À Manon qui
ne s’en souvient plus.
Au temple, l’assistance sent parfois certains propos,
certains gestes la réveiller brusquement. Une réalité
spirituelle affleure, inattendue, presque insolite et dérange
la monotonie des cérémonies et des discours. L’assemblée
est lancée hors d’elle-même, hors de sa paresse ordinaire
et de sa médiocrité. Elle connaît ainsi de beaux
réveils émouvants d’autant plus qu’inattendus.
Le pasteur, en un tel jour, baptise deux adolescents
avant leur première communion, ce qui est la succession traditionnelle
de nos rites. Deux jeunes, une fille et un garçon, sont placés
en face de l’assemblée. Elle vient de recevoir sur le front
l’eau qui, formellement, la fait entrer dans l’Église
de Jésus-Christ. Le pasteur se retourne et interpelle maintenant
le jeune catéchumène placé en face d’elle
; il s’apprête à prononcer pour lui les paroles habituelles.
Avant qu’il ne s’approche, dans ce court instant
où commence le face à face du baptisant et du baptisé,
elle se tourne vers lui et son regard fait tressaillir certains dans
l’assemblée.

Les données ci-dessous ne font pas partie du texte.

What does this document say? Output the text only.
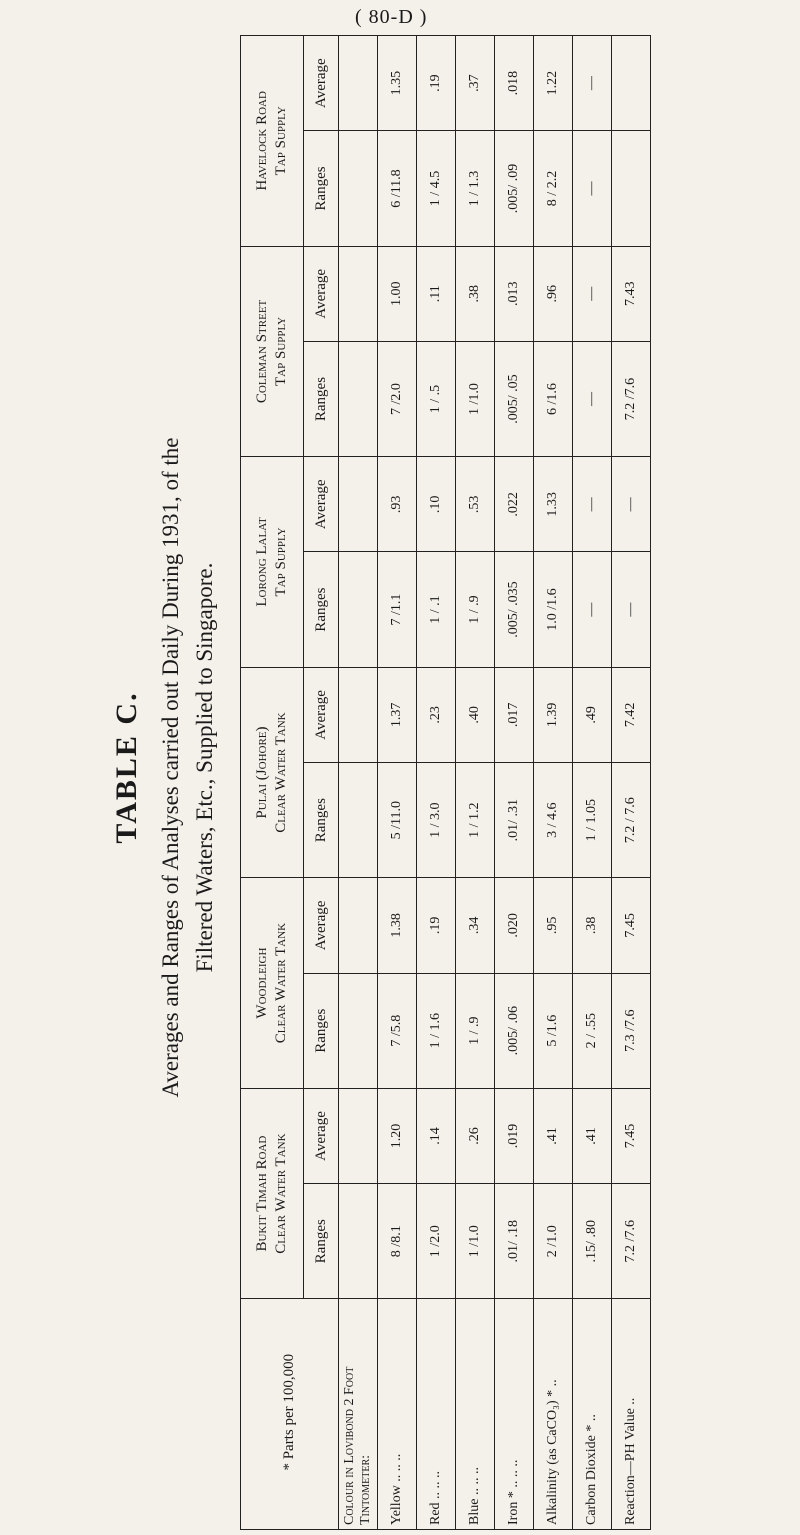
( 80-D )
TABLE C. Averages and Ranges of Analyses carried out Daily During 1931, of the Filtered Waters, Etc., Supplied to Singapore.
* Parts per 100,000	Bukit Timah Road Clear Water Tank		Woodleigh Clear Water Tank		Pulai (Johore) Clear Water Tank		Lorong Lalat Tap Supply		Coleman Street Tap Supply		Havelock Road Tap Supply	
	Ranges	Average	Ranges	Average	Ranges	Average	Ranges	Average	Ranges	Average	Ranges	Average
Colour in Lovibond 2 Foot
Tintometer:												
Yellow .. .. ..	8 /8.1	1.20	7 /5.8	1.38	5 /11.0	1.37	7 /1.1	.93	7 /2.0	1.00	6 /11.8	1.35
Red .. .. ..	1 /2.0	.14	1 / 1.6	.19	1 / 3.0	.23	1 / .1	.10	1 / .5	.11	1 / 4.5	.19
Blue .. .. ..	1 /1.0	.26	1 / .9	.34	1 / 1.2	.40	1 / .9	.53	1 /1.0	.38	1 / 1.3	.37
Iron * .. .. ..	.01/ .18	.019	.005/ .06	.020	.01/ .31	.017	.005/ .035	.022	.005/ .05	.013	.005/ .09	.018
Alkalinity (as CaCO₃) * ..	2 /1.0	.41	5 /1.6	.95	3 / 4.6	1.39	1.0 /1.6	1.33	6 /1.6	.96	8 / 2.2	1.22
Carbon Dioxide * ..	.15/ .80	.41	2 / .55	.38	1 / 1.05	.49	—	—	—	—	—	—
Reaction—PH Value ..	7.2 /7.6	7.45	7.3 /7.6	7.45	7.2 / 7.6	7.42	—	—	7.2 /7.6	7.43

Muette, illuminée, pleine de joie et
d’amour, avec un regard qui semble l’envelopper, elle l’entraîne
dans cette épreuve, le pousse à accepter, à dépasser
sa timidité, son angoisse, à se réjouir. Concentré
sur ce qui se passe, il la regarde un bref instant, com-prend ce message
sans paroles, cette grâce qu’il véhicule et les assistants
ont, en un éclair, senti passer ce qui est difficilement exprimable.
On n’oublie pas de tels moments et l’on garde
la mémoire de l’illumination qui a ébloui ceux qui
ont eu le privilège de la ressentir.